Lavrinenko shook his head. “That’s a nightmare, not an attack. What were you thinking?
The Germans had the town, and you cannot rush a position like that without
taking heavy losses. You must flank them!”

“You
flank them then, by God. Get moving!”

“Who
are you?”

“Antonov’s
Battalion, 5th Brigade.”

“Well,
this is 4th Brigade,” said the Sergeant. “We stay right where we are. In fact,
back us a little deeper into those trees, Yuri. The Germans will be after that
mess out there soon enough. Lieutenant—the best thing you can do now is pull
back north of Slobodka.
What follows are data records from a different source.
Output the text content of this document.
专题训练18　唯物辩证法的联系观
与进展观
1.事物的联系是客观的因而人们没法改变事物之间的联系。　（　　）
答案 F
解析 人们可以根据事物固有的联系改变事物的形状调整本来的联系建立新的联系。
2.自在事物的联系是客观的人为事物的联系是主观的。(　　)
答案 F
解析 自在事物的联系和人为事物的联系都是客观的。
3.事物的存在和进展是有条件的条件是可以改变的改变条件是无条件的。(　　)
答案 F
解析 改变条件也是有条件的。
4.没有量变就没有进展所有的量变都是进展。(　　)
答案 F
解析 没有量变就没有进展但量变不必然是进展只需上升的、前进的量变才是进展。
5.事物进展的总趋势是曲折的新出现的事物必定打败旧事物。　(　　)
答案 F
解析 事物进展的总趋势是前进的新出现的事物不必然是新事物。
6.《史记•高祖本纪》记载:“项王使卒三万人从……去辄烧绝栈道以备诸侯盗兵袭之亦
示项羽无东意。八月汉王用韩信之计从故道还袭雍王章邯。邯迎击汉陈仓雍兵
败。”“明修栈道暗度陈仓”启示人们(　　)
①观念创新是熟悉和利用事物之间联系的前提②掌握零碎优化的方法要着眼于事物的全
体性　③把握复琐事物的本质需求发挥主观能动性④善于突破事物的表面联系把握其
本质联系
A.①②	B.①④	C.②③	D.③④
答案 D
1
Don’t even think of mounting another attack here.
They’ll eventually come after you, and they won’t expect us to be in a good
flanking position in these woods. Let them come out into that open field there
east of the main road. We’ll take them at a kilometer out—side shots—and see
how they like it!”

Dmitri
Lavrinenko was finally about to come face to face with Germany’s very best, and
the outcome of Guderian’s advance on Serpukhov would ride in the balance.